Иногда свист поезда вплетается в мои сны. Однажды так свистел тяжелый чайник, который я во сне снимала с плиты, а однажды это я пыталась остановить понесшую лошадь, на которой сидела и визжала во все горло Черепашка (чего в действительности я еще ни разу от нее не слышала). В конце концов свист поезда прорывается через мои сомкнутые веки и, открыв глаза, я вижу дневной свет. На окнах у меня бордовые занавески в индийских огурцах, сшитые из постельного покрывала, на стенке фарфоровой раковины – там, куда подкапывает из крана вода, – оранжевое пятно, на армейской раскладушке, в полной безопасности, под охраной гостиницы «Республика», спит Черепашка. Так начинается наше утро. Но – не всегда.
Иногда я просыпаюсь задолго до свистка поезда и лежу, ожидая его и понимая, что без этого сигнала мой день просто не начнется. В последнее время так бывает все чаще и чаще.
У нас случились неприятности. Целых шесть дней, проведенных за стойкой «Бургер-Дерби», я держалась хорошо, но в конце концов сцепилась с менеджером и просто ушла, швырнув красную бейсболку в прессователь мусора. Я могла бы метнуть туда и всю униформу, но мне не хотелось устраивать для него бесплатного представления.

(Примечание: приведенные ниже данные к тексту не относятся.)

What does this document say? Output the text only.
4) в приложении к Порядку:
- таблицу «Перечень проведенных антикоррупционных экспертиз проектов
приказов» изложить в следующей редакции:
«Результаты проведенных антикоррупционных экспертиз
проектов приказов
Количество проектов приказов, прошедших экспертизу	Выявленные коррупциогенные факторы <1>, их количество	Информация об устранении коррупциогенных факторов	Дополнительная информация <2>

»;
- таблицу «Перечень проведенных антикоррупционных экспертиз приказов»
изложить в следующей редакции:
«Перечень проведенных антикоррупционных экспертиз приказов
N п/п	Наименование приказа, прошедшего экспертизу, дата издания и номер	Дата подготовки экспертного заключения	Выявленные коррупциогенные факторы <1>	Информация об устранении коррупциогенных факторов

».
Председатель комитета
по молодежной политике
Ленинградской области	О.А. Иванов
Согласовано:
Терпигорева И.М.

Не сказать, чтобы там не случалось ничего хорошего. Нет, были и приятные моменты. Мы с Сэнди неплохо проводили время, когда вместе работали в утренние часы. Я рассказывала ей разные истории про кентуккийские лошадиные фермы, например, про то, что у самых нервных тамошних лошадей в стойлах стоят телевизоры – считается, что это понижает кровяное давление.
– Больше всего им нравится, – говорила я ей с самым невозмутимым видом, – пересматривать «Мистера Эда»[4].

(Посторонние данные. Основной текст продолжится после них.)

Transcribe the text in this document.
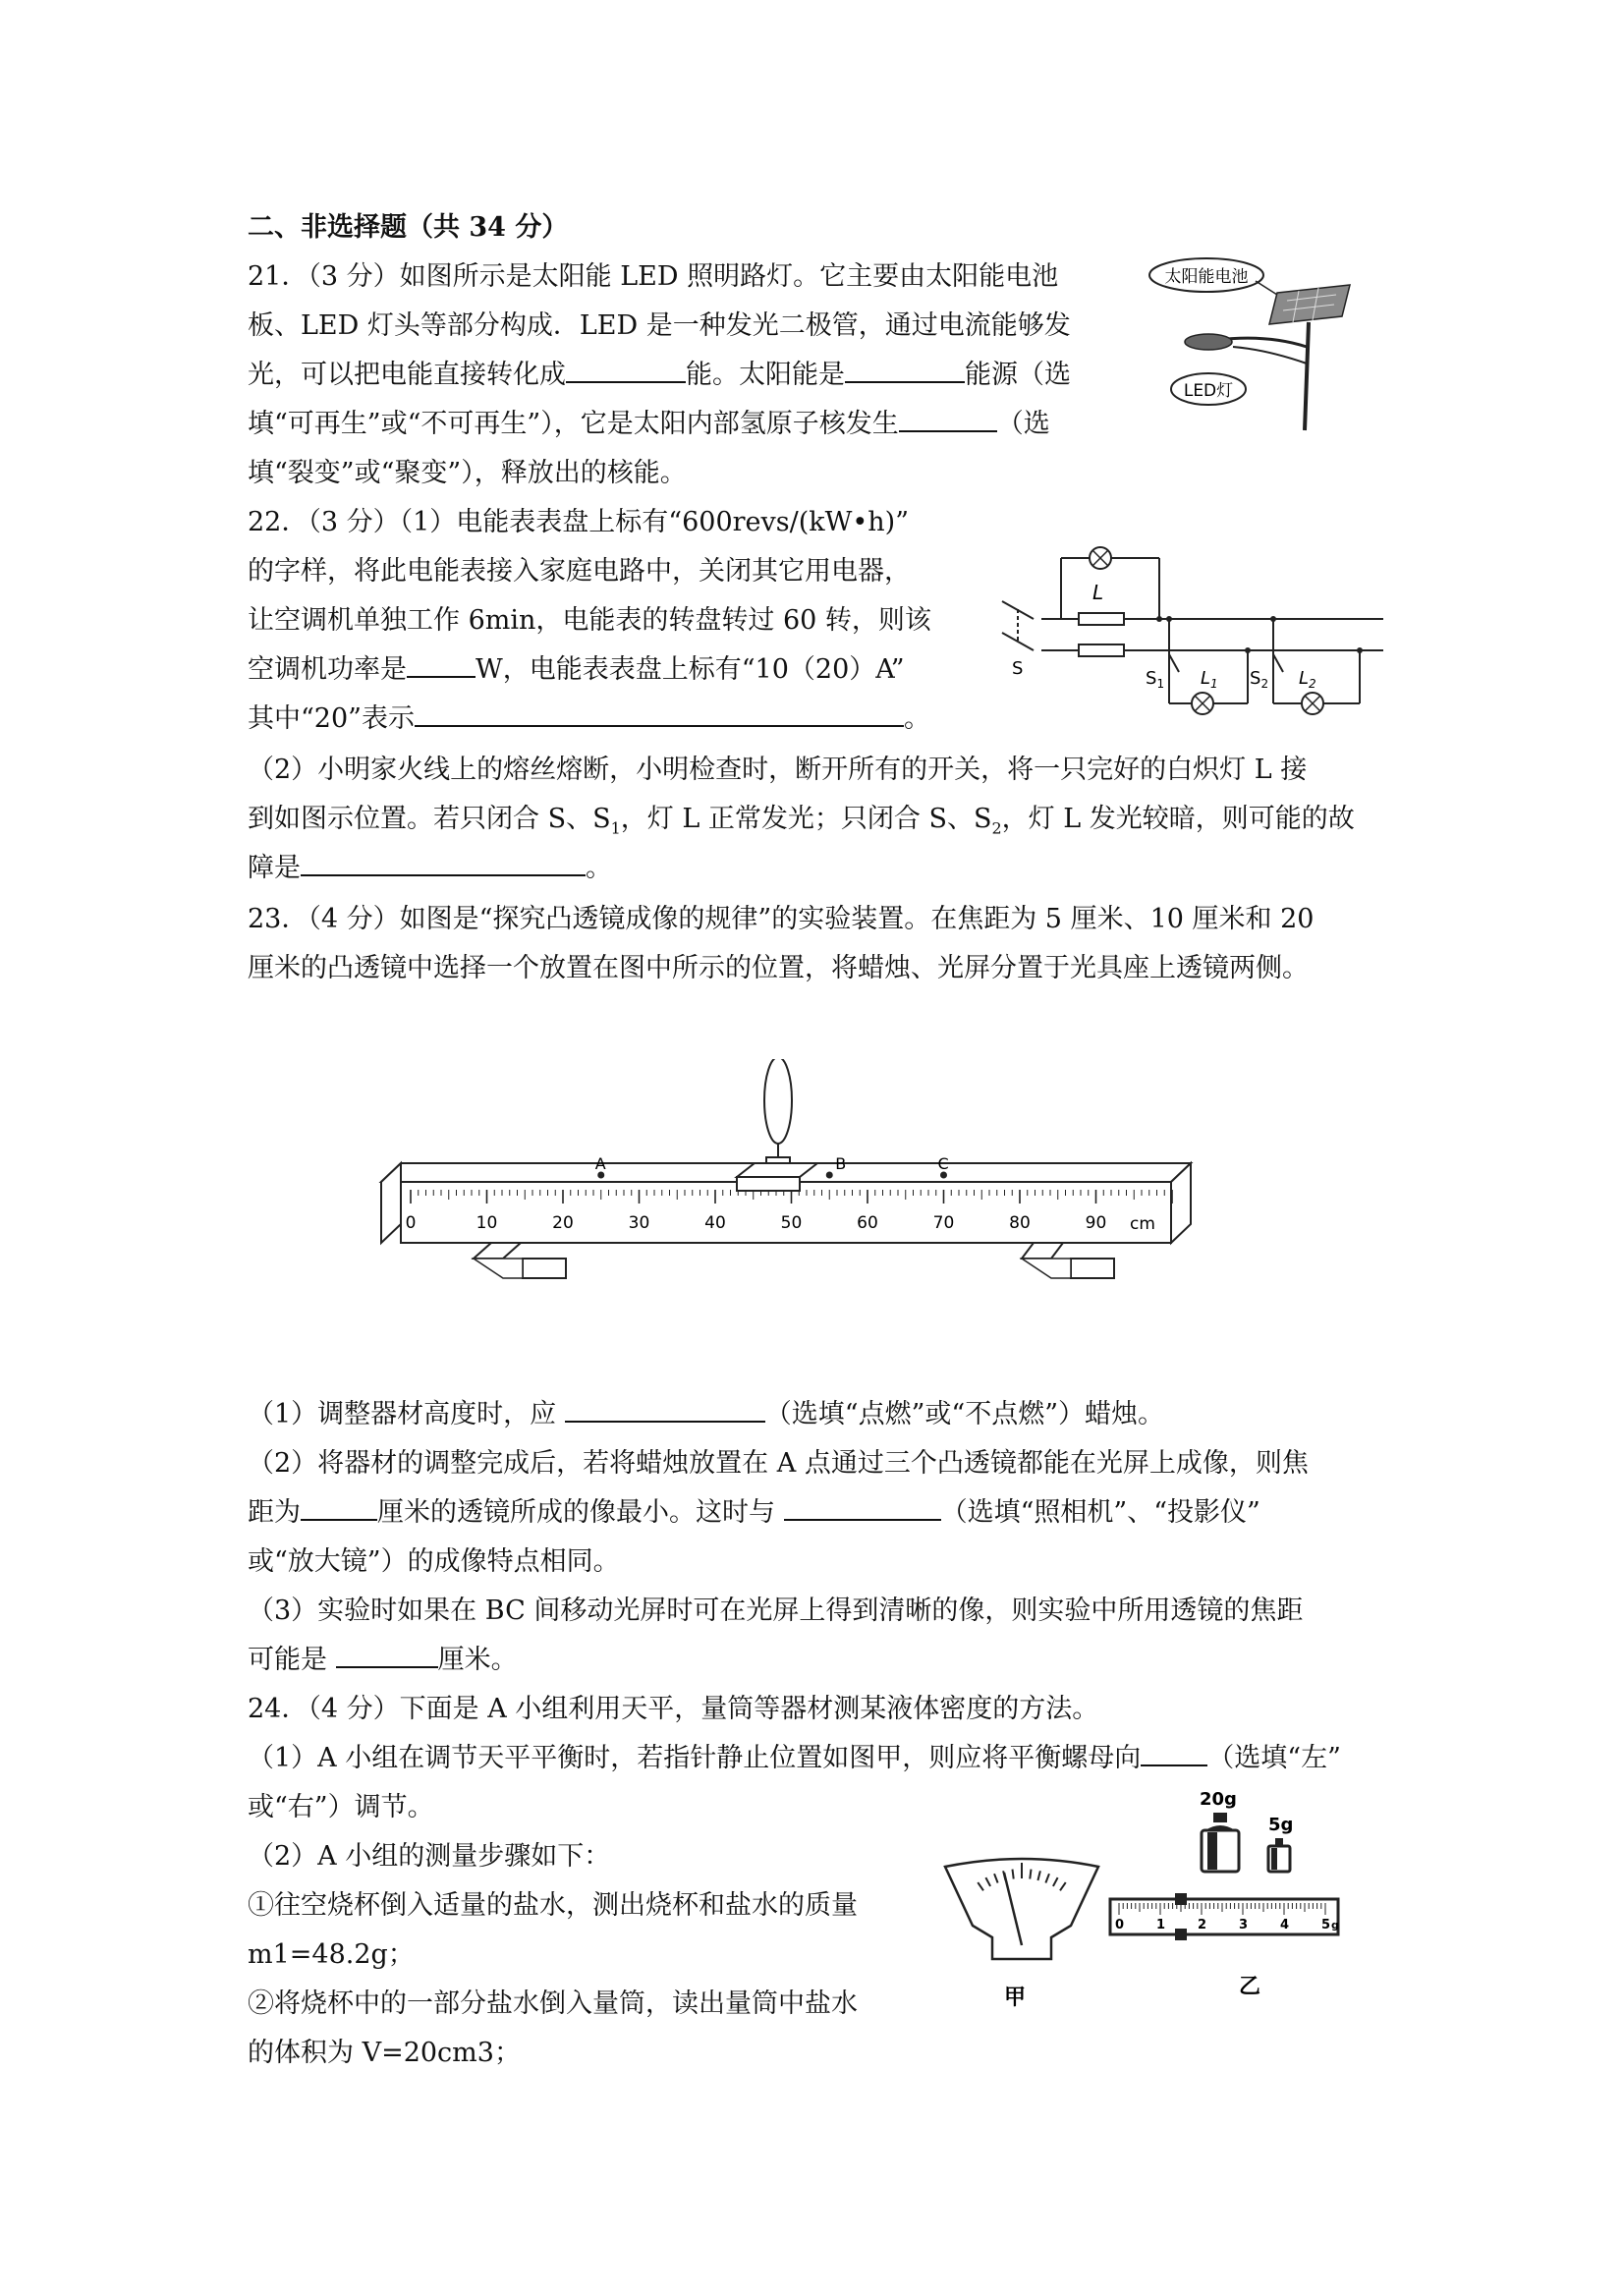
二、非选择题（共 34 分）
21．（3 分）如图所示是太阳能 LED 照明路灯。它主要由太阳能电池
板、LED 灯头等部分构成．LED 是一种发光二极管，通过电流能够发
光，可以把电能直接转化成	能。太阳能是	能源（选
填“可再生”或“不可再生”），它是太阳内部氢原子核发生	（选
填“裂变”或“聚变”），释放出的核能。
太阳能电池
LED灯
22．（3 分）（1）电能表表盘上标有“600revs/(kW•h)”
的字样，将此电能表接入家庭电路中，关闭其它用电器，
让空调机单独工作 6min，电能表的转盘转过 60 转，则该
空调机功率是	W，电能表表盘上标有“10（20）A”
其中“20”表示	。
（2）小明家火线上的熔丝熔断，小明检查时，断开所有的开关，将一只完好的白炽灯 L 接
到如图示位置。若只闭合 S、$S_1$，灯 L 正常发光；只闭合 S、$S_2$，灯 L 发光较暗，则可能的故
障是	。
L
S	$S_1$ $L_1$ $S_2$ $L_2$
23．（4 分）如图是“探究凸透镜成像的规律”的实验装置。在焦距为 5 厘米、10 厘米和 20
厘米的凸透镜中选择一个放置在图中所示的位置，将蜡烛、光屏分置于光具座上透镜两侧。
0	10	20	30	40	50	60	70	80	90
A	B	C
cm
（1）调整器材高度时，应	（选填“点燃”或“不点燃”）蜡烛。
（2）将器材的调整完成后，若将蜡烛放置在 A 点通过三个凸透镜都能在光屏上成像，则焦
距为	厘米的透镜所成的像最小。这时与	（选填“照相机”、“投影仪”
或“放大镜”）的成像特点相同。
（3）实验时如果在 BC 间移动光屏时可在光屏上得到清晰的像，则实验中所用透镜的焦距
可能是	厘米。
24．（4 分）下面是 A 小组利用天平，量筒等器材测某液体密度的方法。
（1）A 小组在调节天平平衡时，若指针静止位置如图甲，则应将平衡螺母向	（选填“左”
或“右”）调节。
（2）A 小组的测量步骤如下：
①往空烧杯倒入适量的盐水，测出烧杯和盐水的质量
m1=48.2g；
②将烧杯中的一部分盐水倒入量筒，读出量筒中盐水
的体积为 V=20cm3；
甲
20g
5g
0	1	2	3	4	5 g
乙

– Ты шутишь? – недоумевала Сэнди. – Смеешься надо мной?
– А вот рекламные ролики про желатин Нокса они просто на дух не переносят!
Над Сэнди подшучивать было проще простого, но я отдавала ей должное: жизнь вывалила на нее гору навоза, не оставив обратного адреса. Отец ее ребенка всем сказал, что Сэнди – диагностированная шизофреничка и что она выбрала его имя наугад из школьного альбома, когда узнала, что беременна. Вскоре отца этого парня перевели из Тусона, и вся семья переехала в Окленд, штат Калифорния. Мать выгнала Сэнди из дома, и она жила у своей старшей сестры Эйми, которая брала с нее плату за квартиру. Эйми чокнулась на вопросах религии и считала, что совершит смертный грех, если позволит своей падшей сестре и ее незаконнорожденному ребенку жить в ее доме бесплатно.
Но сломить Сэнди было невозможно. Она знала, что десны детям нужно растирать кубиком льда, когда у них режутся зубы, знала, где достать почти даром поношенную детскую одежду.